It’s a long time since I have posted anything with a visit from my family and the whole sea of chocolate I’ve been swimming in since Christmas. I made these cupcakes a while ago, and they really are quite scrumptious.
What a pity I made too much icing, oh well, suppose I just had to finish the bowl.
Black & White Cupcakes
- 1 cup all purpose flour
- pinch of baking soda
- 3 and a half tbsp. unsweetened cocoa
- 8 ounces bittersweet chocolate
- 3 ounces butter
- 3 eggs
- 1 cup superfine sugar
for the frosting
- 6 ounces butter, softened
- 3 cups confectioners’ sugar
- 2 tbsp. milk
- 6 drops vanilla extract
- Preheat the oven to 350degrees fahrenheit. Line a muffin pan with 12 baking cups and spray generously with cooking spray.

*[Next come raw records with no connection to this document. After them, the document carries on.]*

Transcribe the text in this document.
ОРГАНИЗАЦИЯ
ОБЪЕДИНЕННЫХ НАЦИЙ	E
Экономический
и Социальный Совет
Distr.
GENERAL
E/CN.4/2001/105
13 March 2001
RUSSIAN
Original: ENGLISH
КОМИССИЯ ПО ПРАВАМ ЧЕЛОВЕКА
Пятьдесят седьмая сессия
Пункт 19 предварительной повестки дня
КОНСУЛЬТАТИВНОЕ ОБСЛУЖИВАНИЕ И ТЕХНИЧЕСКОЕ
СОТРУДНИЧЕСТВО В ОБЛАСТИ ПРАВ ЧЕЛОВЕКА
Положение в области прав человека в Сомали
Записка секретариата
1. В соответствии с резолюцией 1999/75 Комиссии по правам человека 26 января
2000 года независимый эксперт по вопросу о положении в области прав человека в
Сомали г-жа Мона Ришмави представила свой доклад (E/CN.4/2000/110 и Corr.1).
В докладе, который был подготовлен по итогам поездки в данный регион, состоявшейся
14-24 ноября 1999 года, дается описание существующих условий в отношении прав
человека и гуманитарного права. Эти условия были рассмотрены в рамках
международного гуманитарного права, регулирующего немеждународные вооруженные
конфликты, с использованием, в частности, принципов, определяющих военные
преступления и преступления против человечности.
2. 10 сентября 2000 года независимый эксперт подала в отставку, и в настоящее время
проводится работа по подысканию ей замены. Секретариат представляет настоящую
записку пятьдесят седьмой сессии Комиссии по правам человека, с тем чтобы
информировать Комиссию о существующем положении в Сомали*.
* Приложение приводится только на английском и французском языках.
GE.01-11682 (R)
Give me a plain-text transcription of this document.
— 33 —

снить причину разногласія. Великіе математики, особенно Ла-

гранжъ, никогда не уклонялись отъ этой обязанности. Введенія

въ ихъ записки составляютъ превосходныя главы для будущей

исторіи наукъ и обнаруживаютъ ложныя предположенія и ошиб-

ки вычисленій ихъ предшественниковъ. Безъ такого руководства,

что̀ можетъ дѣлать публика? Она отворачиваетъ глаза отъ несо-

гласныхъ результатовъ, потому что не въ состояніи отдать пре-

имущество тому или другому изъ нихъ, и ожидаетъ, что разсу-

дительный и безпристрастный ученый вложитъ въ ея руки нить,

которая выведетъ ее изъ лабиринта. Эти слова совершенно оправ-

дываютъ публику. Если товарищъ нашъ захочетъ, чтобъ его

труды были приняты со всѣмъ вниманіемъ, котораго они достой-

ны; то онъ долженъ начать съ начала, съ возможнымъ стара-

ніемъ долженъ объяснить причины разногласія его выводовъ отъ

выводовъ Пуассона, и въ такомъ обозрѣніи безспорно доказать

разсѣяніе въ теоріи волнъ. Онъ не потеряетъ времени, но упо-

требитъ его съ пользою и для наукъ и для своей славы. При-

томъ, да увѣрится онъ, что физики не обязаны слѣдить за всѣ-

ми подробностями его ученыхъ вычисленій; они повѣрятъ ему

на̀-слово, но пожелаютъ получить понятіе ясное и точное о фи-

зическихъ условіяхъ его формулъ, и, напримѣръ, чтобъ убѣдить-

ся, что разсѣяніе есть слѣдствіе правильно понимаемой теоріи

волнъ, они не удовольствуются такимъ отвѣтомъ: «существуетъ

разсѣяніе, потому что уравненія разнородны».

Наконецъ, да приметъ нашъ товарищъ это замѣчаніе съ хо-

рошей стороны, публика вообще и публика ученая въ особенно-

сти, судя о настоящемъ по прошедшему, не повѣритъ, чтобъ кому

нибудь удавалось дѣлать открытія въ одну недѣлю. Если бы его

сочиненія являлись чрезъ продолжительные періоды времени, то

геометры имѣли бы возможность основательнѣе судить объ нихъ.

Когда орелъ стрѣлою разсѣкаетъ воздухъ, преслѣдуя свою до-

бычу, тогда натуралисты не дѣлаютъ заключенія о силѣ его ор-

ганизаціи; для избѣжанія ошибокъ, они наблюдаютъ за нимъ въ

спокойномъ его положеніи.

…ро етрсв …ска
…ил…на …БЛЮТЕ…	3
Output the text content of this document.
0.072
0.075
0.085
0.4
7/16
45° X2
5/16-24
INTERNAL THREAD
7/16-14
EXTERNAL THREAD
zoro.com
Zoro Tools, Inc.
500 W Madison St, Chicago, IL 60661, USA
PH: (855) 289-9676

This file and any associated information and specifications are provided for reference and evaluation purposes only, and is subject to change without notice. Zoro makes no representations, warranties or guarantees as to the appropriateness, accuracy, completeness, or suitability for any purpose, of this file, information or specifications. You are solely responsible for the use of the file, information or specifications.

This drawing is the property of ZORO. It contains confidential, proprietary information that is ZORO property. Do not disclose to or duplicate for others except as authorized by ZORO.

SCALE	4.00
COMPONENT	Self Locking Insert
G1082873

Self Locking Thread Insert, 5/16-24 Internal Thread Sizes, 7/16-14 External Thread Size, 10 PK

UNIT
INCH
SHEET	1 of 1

- Sift together the flour, baking soda, and cocoa.
- Melt together the chocolate and butter over a gentle heat, stirring constantly until smooth. Remove from heat.
- Beat together the eggs and superfine sugar. Add the flour mixture, then stir in the melted chocolate mixture.
- Fill each baking cup and bake for about 30 minutes until a crust has formed but cupcakes are still slightly moist in the centre. Leave to cool or serve warm.
- For the frosting, beat the butter until light and fluffy. Sift in the confectioners’ sugar and beat until smooth, adding milk and vanilla extract.
- Spread the frosting on each cupcake when cooled.